Language of document : ECLI:EU:T:2015:296

Affaire T‑456/10

Timab Industries
et

Cie financière et de participations Roullier (CFPR)

contre

Commission européenne

« Concurrence – Ententes – Marché européen des phosphates pour l’alimentation animale – Décision constatant une infraction à l’article 101 TFUE – Attribution de quotas de vente, coordination des prix et des conditions de vente et échange d’informations commerciales sensibles – Retrait des requérantes de la procédure de transaction – Amendes – Obligation de motivation – Gravité et durée de l’infraction – Coopération – Absence d’application de la fourchette d’amendes probable communiquée lors de la procédure de transaction »

Sommaire – Arrêt du Tribunal (huitième chambre élargie) du 20 mai 2015

1.      Concurrence – Procédure administrative – Procédure de transaction – Procédure n’impliquant pas tous les participants à une entente – Retrait d’une entreprise de la procédure de transaction – Adoption par la Commission de deux décisions ayant des destinataires différents à la suite de deux procédures distinctes – Applicabilité des lignes directrices pour le calcul des amendes – Obligation de respecter le principe d’égalité de traitement

(Art. 101 TFUE ; règlement du Conseil nº 1/2003 ; règlements de la Commission nº 773/2004, art. 10 bis, et nº 622/2008 ; communications de la Commission 2006/C 210/02 et 2008/C 167/01)

2.      Concurrence – Amendes – Montant – Réduction du montant de l’amende en contrepartie d’une coopération – Nécessité pour l’entreprise de coopérer à la procédure administrative concernant l’infraction en cause – Appréciation de la qualité et de l’utilité de l’information fournie

(Art. 101 TFUE ; règlement du Conseil nº 1/2003, art. 23, § 2 ; communications de la Commission 2002/C 45/03 et 2006/C 210/02)

3.      Concurrence – Procédure administrative – Communication des griefs – Contenu nécessaire – Respect des droits de la défense – Indication des principaux éléments de fait et de droit susceptibles d’entraîner une amende – Indication suffisante au regard du droit d’être entendu sur la détermination du montant de l’amende

(Règlement du Conseil nº 1/2003, art. 23 et 27)

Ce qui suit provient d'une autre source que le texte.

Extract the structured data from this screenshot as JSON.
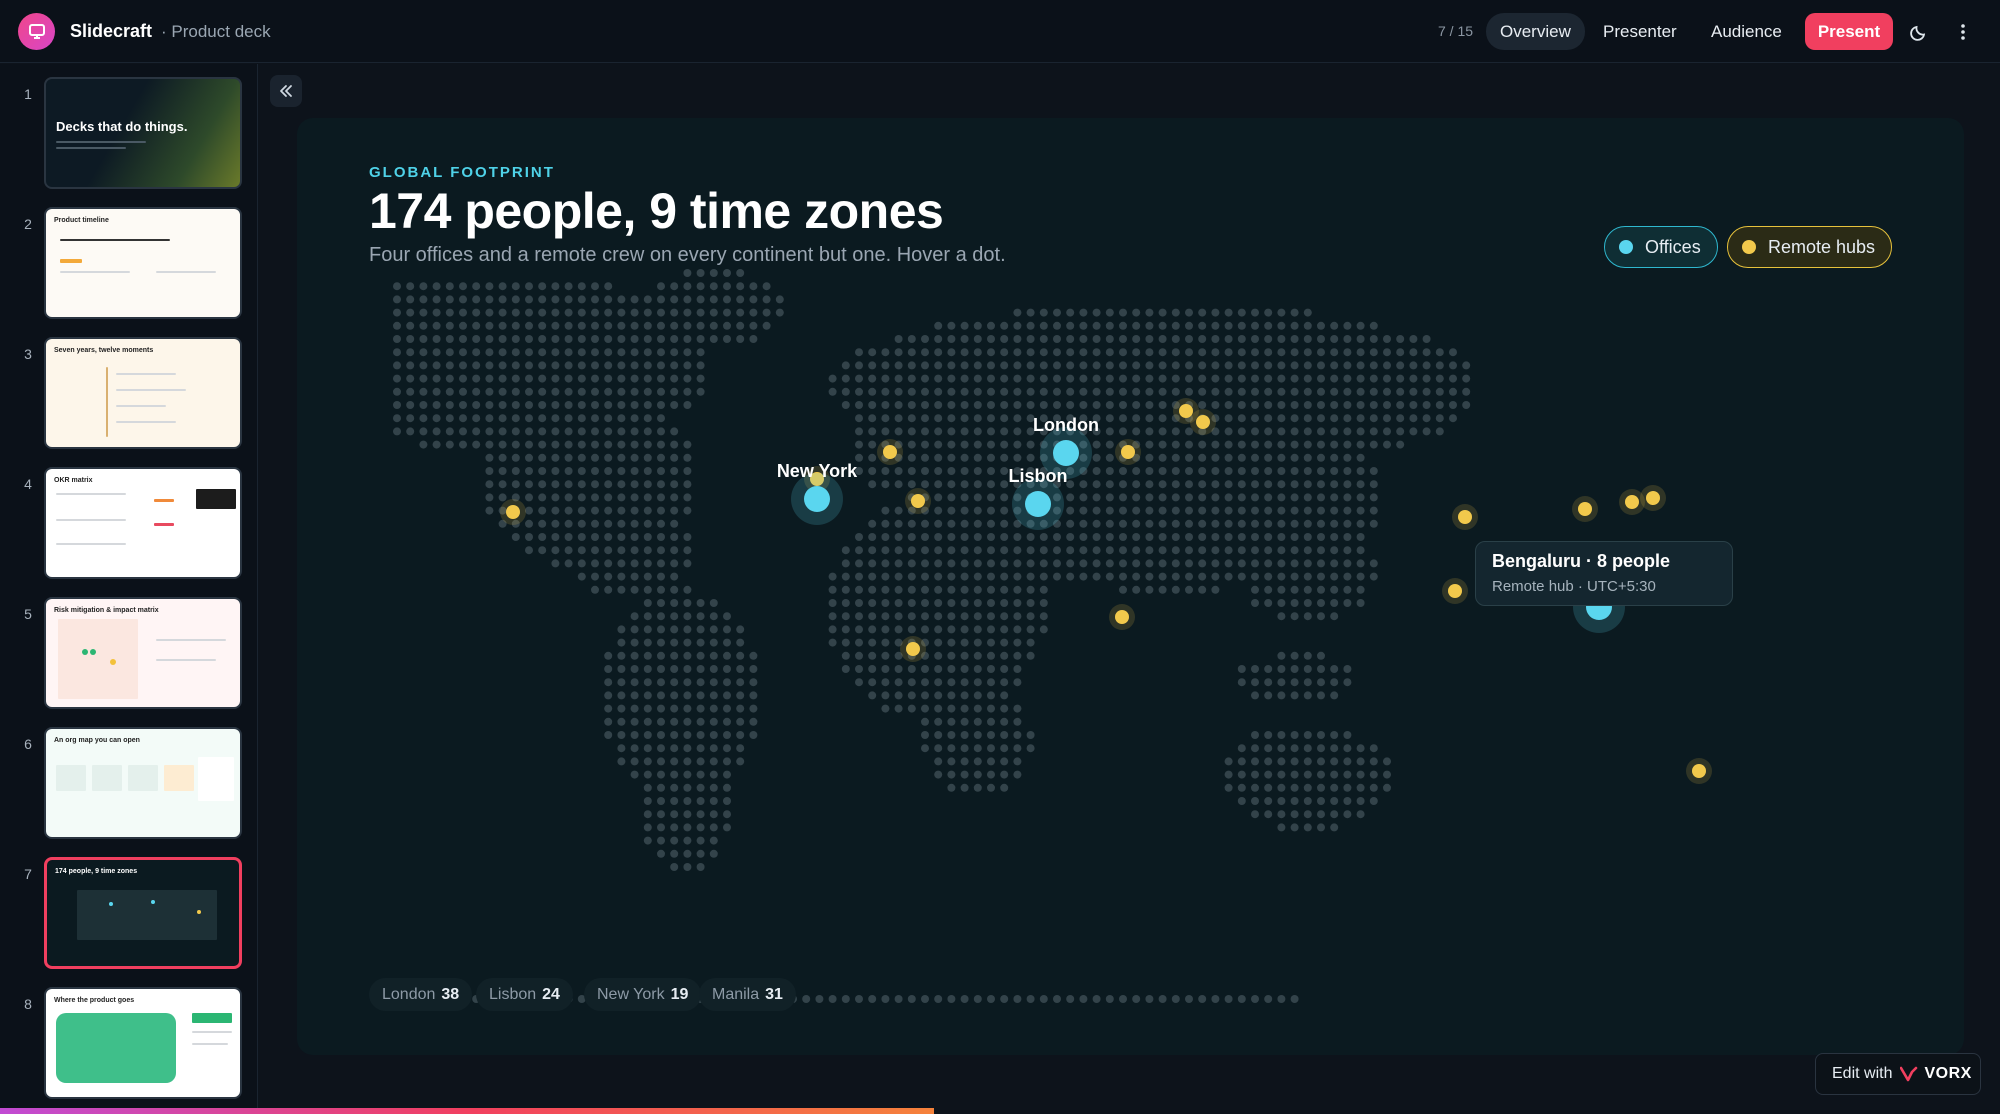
{
  "app": {
    "name": "Slidecraft",
    "document": "· Product deck",
    "page_counter": "7 / 15",
    "tabs": [
      "Overview",
      "Presenter",
      "Audience"
    ],
    "active_tab": "Overview",
    "present_label": "Present",
    "icons": [
      "presentation-logo-icon",
      "moon-icon",
      "more-vertical-icon",
      "collapse-left-icon"
    ]
  },
  "sidebar": {
    "slides": [
      {
        "num": "1",
        "title": "Decks that do things."
      },
      {
        "num": "2",
        "title": "Product timeline"
      },
      {
        "num": "3",
        "title": "Seven years, twelve moments"
      },
      {
        "num": "4",
        "title": "OKR matrix"
      },
      {
        "num": "5",
        "title": "Risk mitigation & impact matrix"
      },
      {
        "num": "6",
        "title": "An org map you can open"
      },
      {
        "num": "7",
        "title": "174 people, 9 time zones"
      },
      {
        "num": "8",
        "title": "Where the product goes"
      }
    ],
    "active": "7"
  },
  "slide": {
    "eyebrow": "GLOBAL FOOTPRINT",
    "headline": "174 people, 9 time zones",
    "subtitle": "Four offices and a remote crew on every continent but one. Hover a dot.",
    "legend": {
      "offices": "Offices",
      "remote": "Remote hubs"
    },
    "colors": {
      "office": "#5ad6ef",
      "remote": "#f2c94c",
      "accent": "#f13f5f",
      "background": "#0b1a20"
    },
    "map_labels": {
      "new_york": "New York",
      "london": "London",
      "lisbon": "Lisbon"
    },
    "tooltip": {
      "title": "Bengaluru · 8 people",
      "subtitle": "Remote hub · UTC+5:30"
    },
    "stats": [
      {
        "city": "London",
        "count": "38"
      },
      {
        "city": "Lisbon",
        "count": "24"
      },
      {
        "city": "New York",
        "count": "19"
      },
      {
        "city": "Manila",
        "count": "31"
      }
    ]
  },
  "footer": {
    "edit_label": "Edit with",
    "brand": "VORX"
  }
}
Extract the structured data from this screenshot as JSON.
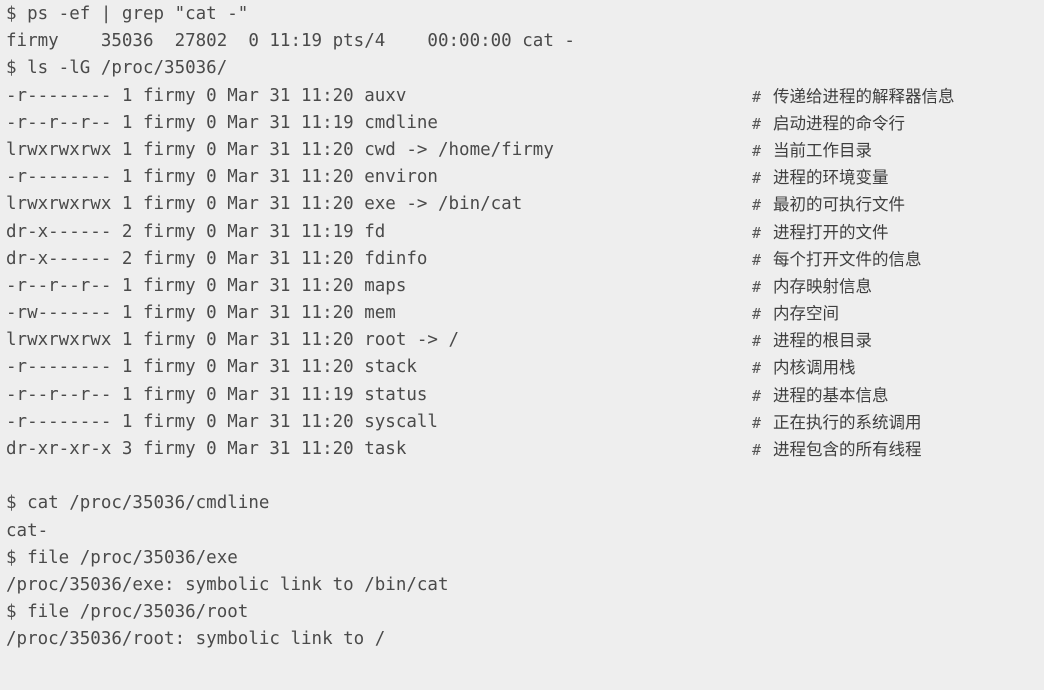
{
  "lines": [
    {
      "code": "$ ps -ef | grep \"cat -\""
    },
    {
      "code": "firmy    35036  27802  0 11:19 pts/4    00:00:00 cat -"
    },
    {
      "code": "$ ls -lG /proc/35036/"
    },
    {
      "code": "-r-------- 1 firmy 0 Mar 31 11:20 auxv",
      "mark": "#",
      "comment": "传递给进程的解释器信息"
    },
    {
      "code": "-r--r--r-- 1 firmy 0 Mar 31 11:19 cmdline",
      "mark": "#",
      "comment": "启动进程的命令行"
    },
    {
      "code": "lrwxrwxrwx 1 firmy 0 Mar 31 11:20 cwd -> /home/firmy",
      "mark": "#",
      "comment": "当前工作目录"
    },
    {
      "code": "-r-------- 1 firmy 0 Mar 31 11:20 environ",
      "mark": "#",
      "comment": "进程的环境变量"
    },
    {
      "code": "lrwxrwxrwx 1 firmy 0 Mar 31 11:20 exe -> /bin/cat",
      "mark": "#",
      "comment": "最初的可执行文件"
    },
    {
      "code": "dr-x------ 2 firmy 0 Mar 31 11:19 fd",
      "mark": "#",
      "comment": "进程打开的文件"
    },
    {
      "code": "dr-x------ 2 firmy 0 Mar 31 11:20 fdinfo",
      "mark": "#",
      "comment": "每个打开文件的信息"
    },
    {
      "code": "-r--r--r-- 1 firmy 0 Mar 31 11:20 maps",
      "mark": "#",
      "comment": "内存映射信息"
    },
    {
      "code": "-rw------- 1 firmy 0 Mar 31 11:20 mem",
      "mark": "#",
      "comment": "内存空间"
    },
    {
      "code": "lrwxrwxrwx 1 firmy 0 Mar 31 11:20 root -> /",
      "mark": "#",
      "comment": "进程的根目录"
    },
    {
      "code": "-r-------- 1 firmy 0 Mar 31 11:20 stack",
      "mark": "#",
      "comment": "内核调用栈"
    },
    {
      "code": "-r--r--r-- 1 firmy 0 Mar 31 11:19 status",
      "mark": "#",
      "comment": "进程的基本信息"
    },
    {
      "code": "-r-------- 1 firmy 0 Mar 31 11:20 syscall",
      "mark": "#",
      "comment": "正在执行的系统调用"
    },
    {
      "code": "dr-xr-xr-x 3 firmy 0 Mar 31 11:20 task",
      "mark": "#",
      "comment": "进程包含的所有线程"
    },
    {
      "code": ""
    },
    {
      "code": "$ cat /proc/35036/cmdline"
    },
    {
      "code": "cat-"
    },
    {
      "code": "$ file /proc/35036/exe"
    },
    {
      "code": "/proc/35036/exe: symbolic link to /bin/cat"
    },
    {
      "code": "$ file /proc/35036/root"
    },
    {
      "code": "/proc/35036/root: symbolic link to /"
    }
  ]
}
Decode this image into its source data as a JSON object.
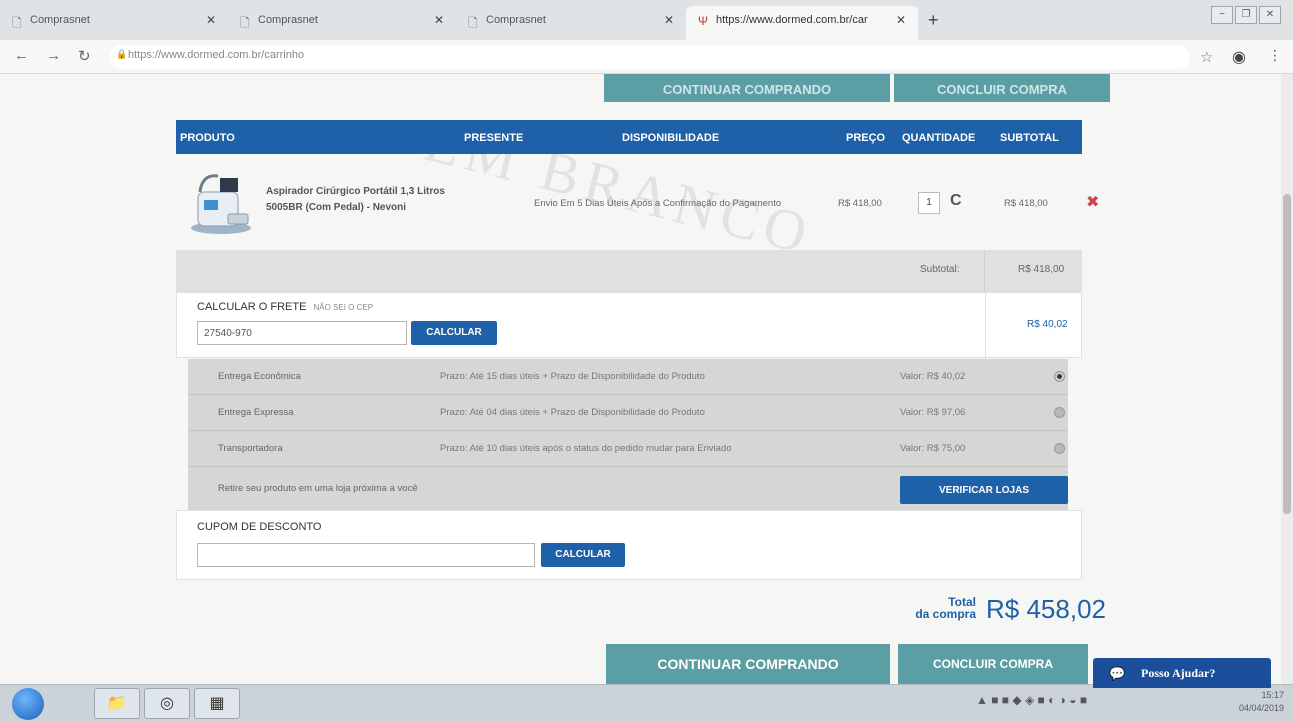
{
  "browser": {
    "tabs": [
      {
        "title": "Comprasnet",
        "active": false
      },
      {
        "title": "Comprasnet",
        "active": false
      },
      {
        "title": "Comprasnet",
        "active": false
      },
      {
        "title": "https://www.dormed.com.br/car",
        "active": true
      }
    ],
    "url": "https://www.dormed.com.br/carrinho",
    "window_controls": [
      "−",
      "❐",
      "✕"
    ]
  },
  "cart": {
    "top_buttons": {
      "continuar": "CONTINUAR COMPRANDO",
      "concluir": "CONCLUIR COMPRA"
    },
    "watermark": "EM BRANCO",
    "headers": {
      "produto": "PRODUTO",
      "presente": "PRESENTE",
      "disponibilidade": "DISPONIBILIDADE",
      "preco": "PREÇO",
      "quantidade": "QUANTIDADE",
      "subtotal": "SUBTOTAL"
    },
    "item": {
      "name": "Aspirador Cirúrgico Portátil 1,3 Litros 5005BR (Com Pedal) - Nevoni",
      "availability": "Envio Em 5 Dias Úteis Após a Confirmação do Pagamento",
      "price": "R$ 418,00",
      "quantity": "1",
      "subtotal": "R$ 418,00"
    },
    "subtotal": {
      "label": "Subtotal:",
      "value": "R$ 418,00"
    },
    "frete": {
      "title": "CALCULAR O FRETE",
      "cep_link": "NÃO SEI O CEP",
      "cep_value": "27540-970",
      "button": "CALCULAR",
      "value": "R$ 40,02"
    },
    "shipping_options": [
      {
        "name": "Entrega Econômica",
        "prazo": "Prazo: Até 15 dias úteis + Prazo de Disponibilidade do Produto",
        "valor": "Valor: R$ 40,02",
        "selected": true
      },
      {
        "name": "Entrega Expressa",
        "prazo": "Prazo: Até 04 dias úteis + Prazo de Disponibilidade do Produto",
        "valor": "Valor: R$ 97,06",
        "selected": false
      },
      {
        "name": "Transportadora",
        "prazo": "Prazo: Até 10 dias úteis após o status do pedido mudar para Enviado",
        "valor": "Valor: R$ 75,00",
        "selected": false
      }
    ],
    "retire": {
      "text": "Retire seu produto em uma loja próxima a você",
      "button": "VERIFICAR LOJAS"
    },
    "cupom": {
      "title": "CUPOM DE DESCONTO",
      "value": "",
      "button": "CALCULAR"
    },
    "total": {
      "label_top": "Total",
      "label_bottom": "da compra",
      "value": "R$ 458,02"
    },
    "bottom_buttons": {
      "continuar": "CONTINUAR COMPRANDO",
      "concluir": "CONCLUIR COMPRA"
    }
  },
  "chat": {
    "label": "Posso Ajudar?"
  },
  "taskbar": {
    "clock_time": "15:17",
    "clock_date": "04/04/2019"
  },
  "colors": {
    "primary": "#1f61a8",
    "teal": "#5b9ea3",
    "remove": "#d0434a"
  }
}
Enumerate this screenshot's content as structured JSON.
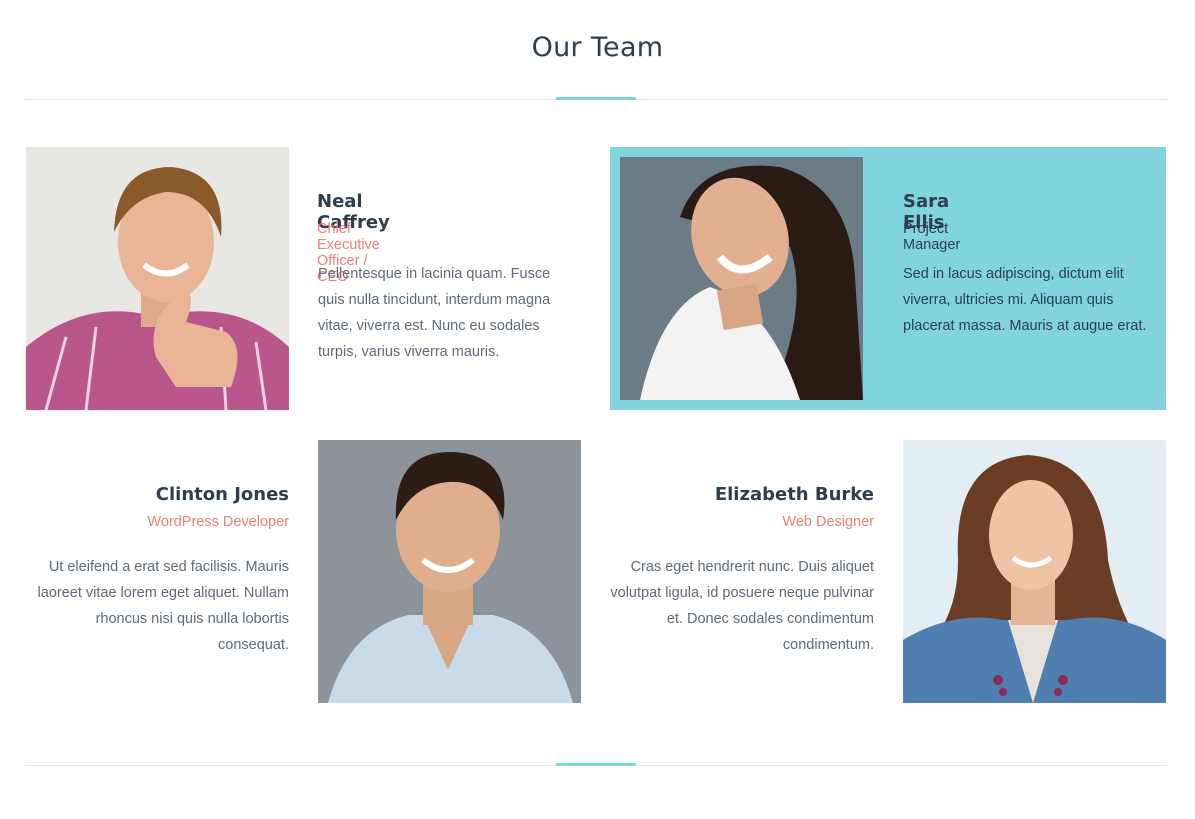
{
  "section": {
    "title": "Our Team"
  },
  "colors": {
    "accent": "#81d3de",
    "role_pink": "#f07c7c",
    "name_dark": "#2c3e50",
    "highlight_bg": "#81d3de"
  },
  "members": [
    {
      "name": "Neal Caffrey",
      "role": "Chief Executive Officer / CEO",
      "bio": "Pellentesque in lacinia quam. Fusce quis nulla tincidunt, interdum magna vitae, viverra est. Nunc eu sodales turpis, varius viverra mauris.",
      "photo_icon": "man-thumbs-up-photo",
      "highlighted": false
    },
    {
      "name": "Sara Ellis",
      "role": "Project Manager",
      "bio": " Sed in lacus adipiscing, dictum elit viverra, ultricies mi. Aliquam quis placerat massa. Mauris at augue erat.",
      "photo_icon": "woman-smiling-photo",
      "highlighted": true
    },
    {
      "name": "Clinton Jones",
      "role": "WordPress Developer",
      "bio": "Ut eleifend a erat sed facilisis. Mauris laoreet vitae lorem eget aliquet. Nullam rhoncus nisi quis nulla lobortis consequat.",
      "photo_icon": "man-smiling-photo",
      "highlighted": false
    },
    {
      "name": "Elizabeth Burke",
      "role": "Web Designer",
      "bio": "Cras eget hendrerit nunc. Duis aliquet volutpat ligula, id posuere neque pulvinar et. Donec sodales condimentum condimentum.",
      "photo_icon": "woman-portrait-photo",
      "highlighted": false
    }
  ]
}
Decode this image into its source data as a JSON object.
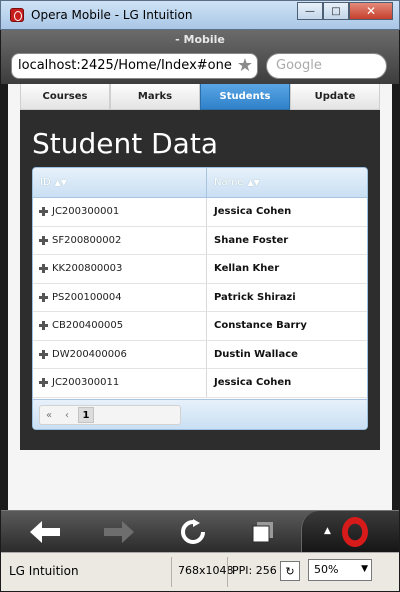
{
  "window": {
    "title": "Opera Mobile - LG Intuition",
    "minimize_icon": "minimize-icon",
    "maximize_icon": "maximize-icon",
    "close_icon": "close-icon"
  },
  "browser": {
    "page_title": "- Mobile",
    "url": "localhost:2425/Home/Index#one",
    "search_placeholder": "Google"
  },
  "nav": {
    "tabs": [
      {
        "label": "Courses"
      },
      {
        "label": "Marks"
      },
      {
        "label": "Students",
        "active": true
      },
      {
        "label": "Update"
      }
    ]
  },
  "main": {
    "title": "Student Data",
    "grid": {
      "columns": [
        "ID",
        "Name"
      ],
      "rows": [
        {
          "id": "JC200300001",
          "name": "Jessica Cohen"
        },
        {
          "id": "SF200800002",
          "name": "Shane Foster"
        },
        {
          "id": "KK200800003",
          "name": "Kellan Kher"
        },
        {
          "id": "PS200100004",
          "name": "Patrick Shirazi"
        },
        {
          "id": "CB200400005",
          "name": "Constance Barry"
        },
        {
          "id": "DW200400006",
          "name": "Dustin Wallace"
        },
        {
          "id": "JC200300011",
          "name": "Jessica Cohen"
        }
      ],
      "pager": {
        "first": "«",
        "prev": "‹",
        "page": "1"
      }
    }
  },
  "statusbar": {
    "device": "LG Intuition",
    "resolution": "768x1048",
    "ppi": "PPI: 256",
    "zoom": "50%"
  },
  "colors": {
    "active_tab": "#2f81c9",
    "content_bg": "#2d2d2d",
    "opera_red": "#d71a1a"
  }
}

4.      Concurrence – Procédure administrative – Communication des griefs – Caractère provisoire – Obligation pour la Commission d’expliquer dans la décision finale les différences existant entre celle-ci et ses appréciations provisoires – Absence

(Règlement du Conseil nº 1/2003, art. 27)

5.      Concurrence – Procédure administrative – Procédure de transaction – Indication d’une fourchette d’amendes – Retrait d’une entreprise de la procédure de transaction – Absence d’application par la Commission de ladite fourchette dans la décision finale – Admissibilité

(Règlements de la Commission nº 773/2004, art. 10 bis, § 2, et nº 622/2008 ; communications de la Commission 2002/C 45/03, 2006/C 210/02 et 2008/C 167/01)

6.      Concurrence – Procédure administrative – Décision de la Commission constatant une infraction – Utilisation de déclarations d’autres entreprises ayant participé à l’infraction comme moyens de preuve – Admissibilité – Force probante de dépositions volontaires effectuées par les principaux participants à une entente en vue de bénéficier de l’application de la communication sur la coopération

(Art. 101 TFUE ; communication de la Commission 2002/C 45/03)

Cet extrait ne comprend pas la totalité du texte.